Going back to gummy bears, however, she has been quite obsessed about them lately. Not about eating them, but rather making them. Through watching doll craft tutorials and Littlest Pet Shop videos (she’s really into LPS big time), she stumbled upon videos of people using those Japanese gummy candy kits. At first, she tried copying by using rock salt and water (that’s how the ingredients appeared to her), and she was happy enough to stir and hear the crunch-crunch sound of the salt scraping against the container. Later on, she had to have an end product as well. Unfortunately, the closest thing that she could associate with the jelly candy produced by those kits was her baby brother’s tooth gel.
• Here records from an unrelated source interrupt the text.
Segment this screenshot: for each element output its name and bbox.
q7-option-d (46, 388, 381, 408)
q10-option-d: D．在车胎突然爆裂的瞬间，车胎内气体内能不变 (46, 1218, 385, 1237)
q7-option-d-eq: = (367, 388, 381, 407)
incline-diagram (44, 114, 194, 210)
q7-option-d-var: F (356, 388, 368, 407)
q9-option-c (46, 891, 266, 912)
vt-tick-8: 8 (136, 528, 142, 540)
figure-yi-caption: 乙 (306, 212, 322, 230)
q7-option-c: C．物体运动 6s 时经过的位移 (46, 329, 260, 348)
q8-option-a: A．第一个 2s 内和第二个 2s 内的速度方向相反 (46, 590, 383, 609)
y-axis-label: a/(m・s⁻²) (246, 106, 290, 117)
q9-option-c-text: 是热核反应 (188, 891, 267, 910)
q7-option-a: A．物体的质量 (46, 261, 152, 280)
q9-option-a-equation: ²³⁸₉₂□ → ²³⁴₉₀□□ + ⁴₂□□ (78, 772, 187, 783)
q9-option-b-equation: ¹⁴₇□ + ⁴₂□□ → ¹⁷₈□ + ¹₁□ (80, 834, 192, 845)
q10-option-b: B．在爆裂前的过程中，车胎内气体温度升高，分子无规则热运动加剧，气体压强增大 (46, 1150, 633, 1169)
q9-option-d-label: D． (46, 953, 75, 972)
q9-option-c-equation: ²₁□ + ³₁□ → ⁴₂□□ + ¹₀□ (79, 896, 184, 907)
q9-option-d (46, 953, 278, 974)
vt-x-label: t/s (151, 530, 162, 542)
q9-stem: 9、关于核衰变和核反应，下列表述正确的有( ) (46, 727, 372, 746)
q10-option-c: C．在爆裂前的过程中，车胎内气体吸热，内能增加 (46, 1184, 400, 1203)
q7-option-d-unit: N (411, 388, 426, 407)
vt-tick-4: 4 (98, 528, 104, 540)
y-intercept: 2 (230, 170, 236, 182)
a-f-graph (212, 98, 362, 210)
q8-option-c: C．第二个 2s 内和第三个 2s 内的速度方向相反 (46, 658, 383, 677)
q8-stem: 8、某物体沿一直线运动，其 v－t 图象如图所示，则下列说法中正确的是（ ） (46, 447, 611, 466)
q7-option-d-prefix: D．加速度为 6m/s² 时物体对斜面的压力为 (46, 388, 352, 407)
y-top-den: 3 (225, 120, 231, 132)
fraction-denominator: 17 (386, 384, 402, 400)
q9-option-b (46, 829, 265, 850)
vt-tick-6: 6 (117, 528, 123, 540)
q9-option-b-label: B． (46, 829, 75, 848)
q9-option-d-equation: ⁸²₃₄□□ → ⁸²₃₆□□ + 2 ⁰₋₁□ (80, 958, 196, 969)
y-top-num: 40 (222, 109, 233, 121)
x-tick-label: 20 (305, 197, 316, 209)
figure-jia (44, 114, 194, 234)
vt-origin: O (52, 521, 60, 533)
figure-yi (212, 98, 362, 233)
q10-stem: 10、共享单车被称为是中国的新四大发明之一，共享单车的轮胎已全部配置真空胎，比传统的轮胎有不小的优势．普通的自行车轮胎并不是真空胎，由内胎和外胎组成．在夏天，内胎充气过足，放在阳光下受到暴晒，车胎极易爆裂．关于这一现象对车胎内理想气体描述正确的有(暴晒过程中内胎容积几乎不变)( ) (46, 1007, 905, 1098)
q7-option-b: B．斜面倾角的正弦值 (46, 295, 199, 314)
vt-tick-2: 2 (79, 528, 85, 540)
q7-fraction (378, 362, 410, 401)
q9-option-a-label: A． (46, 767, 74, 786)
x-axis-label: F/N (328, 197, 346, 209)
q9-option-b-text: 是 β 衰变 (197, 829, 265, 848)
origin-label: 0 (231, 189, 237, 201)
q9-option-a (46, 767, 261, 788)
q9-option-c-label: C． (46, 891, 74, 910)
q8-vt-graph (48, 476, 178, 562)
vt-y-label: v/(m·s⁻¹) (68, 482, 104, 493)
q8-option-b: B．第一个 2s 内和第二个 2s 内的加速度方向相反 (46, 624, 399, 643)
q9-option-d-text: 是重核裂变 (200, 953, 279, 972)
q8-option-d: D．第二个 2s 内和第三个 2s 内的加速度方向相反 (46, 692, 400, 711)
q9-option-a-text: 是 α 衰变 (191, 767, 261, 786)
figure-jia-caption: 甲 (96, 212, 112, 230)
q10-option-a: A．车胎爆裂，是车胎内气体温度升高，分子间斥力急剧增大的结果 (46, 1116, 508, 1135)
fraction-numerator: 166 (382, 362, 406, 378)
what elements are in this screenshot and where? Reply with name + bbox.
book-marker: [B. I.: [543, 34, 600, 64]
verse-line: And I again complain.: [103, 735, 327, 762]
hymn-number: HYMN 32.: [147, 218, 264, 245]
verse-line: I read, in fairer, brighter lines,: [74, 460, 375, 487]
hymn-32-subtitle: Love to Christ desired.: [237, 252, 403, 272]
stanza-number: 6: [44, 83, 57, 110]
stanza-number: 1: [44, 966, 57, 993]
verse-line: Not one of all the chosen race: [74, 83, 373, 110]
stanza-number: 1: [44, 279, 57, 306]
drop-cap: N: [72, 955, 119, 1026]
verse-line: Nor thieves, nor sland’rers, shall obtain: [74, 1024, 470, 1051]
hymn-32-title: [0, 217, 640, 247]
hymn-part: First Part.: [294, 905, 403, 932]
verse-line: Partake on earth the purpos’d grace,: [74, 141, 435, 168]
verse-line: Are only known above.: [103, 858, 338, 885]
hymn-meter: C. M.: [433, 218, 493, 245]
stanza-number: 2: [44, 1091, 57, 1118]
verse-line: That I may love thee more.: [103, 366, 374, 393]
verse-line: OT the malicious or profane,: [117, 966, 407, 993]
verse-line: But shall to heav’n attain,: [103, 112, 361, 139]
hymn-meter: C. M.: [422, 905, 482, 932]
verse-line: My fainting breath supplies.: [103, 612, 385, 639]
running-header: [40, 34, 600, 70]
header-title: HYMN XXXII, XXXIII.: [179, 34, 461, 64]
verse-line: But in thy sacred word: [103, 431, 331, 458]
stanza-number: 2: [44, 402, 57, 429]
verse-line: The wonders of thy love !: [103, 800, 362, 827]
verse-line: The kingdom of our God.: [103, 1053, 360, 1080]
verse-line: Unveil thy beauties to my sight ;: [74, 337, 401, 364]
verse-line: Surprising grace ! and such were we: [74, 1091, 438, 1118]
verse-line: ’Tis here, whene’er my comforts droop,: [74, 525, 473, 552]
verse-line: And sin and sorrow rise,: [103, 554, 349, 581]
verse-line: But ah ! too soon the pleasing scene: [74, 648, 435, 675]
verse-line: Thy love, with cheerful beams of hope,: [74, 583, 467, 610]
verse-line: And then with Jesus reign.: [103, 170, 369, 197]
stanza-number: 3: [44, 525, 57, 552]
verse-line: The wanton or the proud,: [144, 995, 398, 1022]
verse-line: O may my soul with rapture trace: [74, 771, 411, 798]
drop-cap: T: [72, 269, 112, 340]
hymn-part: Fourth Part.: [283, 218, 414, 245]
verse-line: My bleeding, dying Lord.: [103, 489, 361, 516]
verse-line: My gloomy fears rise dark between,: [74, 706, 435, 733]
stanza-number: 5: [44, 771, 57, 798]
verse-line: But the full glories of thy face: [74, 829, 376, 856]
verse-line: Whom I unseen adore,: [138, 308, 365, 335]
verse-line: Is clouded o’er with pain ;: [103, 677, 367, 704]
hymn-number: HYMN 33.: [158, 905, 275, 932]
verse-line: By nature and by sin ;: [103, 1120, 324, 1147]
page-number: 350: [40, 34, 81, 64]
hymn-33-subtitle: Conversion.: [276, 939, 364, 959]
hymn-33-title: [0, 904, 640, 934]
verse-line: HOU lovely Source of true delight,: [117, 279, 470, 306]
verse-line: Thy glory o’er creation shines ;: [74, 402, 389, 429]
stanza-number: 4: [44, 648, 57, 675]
I’m afraid she’d emptied almost all of the entire tube’s content into a plastic box before I found out what she was up to. I suspect she’d tried the petroleum jelly before she dismissed it as an unsatisfactory substitute and moved on to the tooth gel.

I finally recognized that the activity was more than just pretend-play for her and decided to indulge her fascination. I googled “homemade gummy candy” and easily found recipes. It’s another one of those things that I never thought could be made in our own kitchen, with easily accessible, if not readily available, ingredients, and simple instructions. Thankfully, we have lots of molds from our chocolate lollipop-making days. I actually have more in storage from the time I tried making fun-shaped sugar cubes, but what I found in the cupboard was more than enough for our project. We did smileys, bears, roses, and plain cups.

Here is the recipe that we followed:

3 oz flavored gelatin

1 oz unflavored gelatin

1/3 cup of water

First we boiled the water and then added both flavored and unflavored gelatin, mixing the concoction thoroughly. We then scooped the mixture into the molds. The candy started setting almost right away. We left it alone for about 30 minutes just to make sure it actually set quite firmly. When we started prying the candy off of the molds, I thought perhaps we should have sprinkled cornstarch or something so it would be easier to pry loose (I’d expected it to pop off the mold just like with regular jello), but we just picked at one area of the candy and the rest of it could be pulled off the plastic quite easily – no breaking off into parts or bits at all. If the gummy candy is sticky to touch, a sprinkling of cornstarch is recommended, but our gummy candy was fine.

This was really easy to make, and Marguerite was able to help with the stirring, scooping and prying loose. We plan to make some more to give little pouches of the stuff to some of Marguerite’s friends.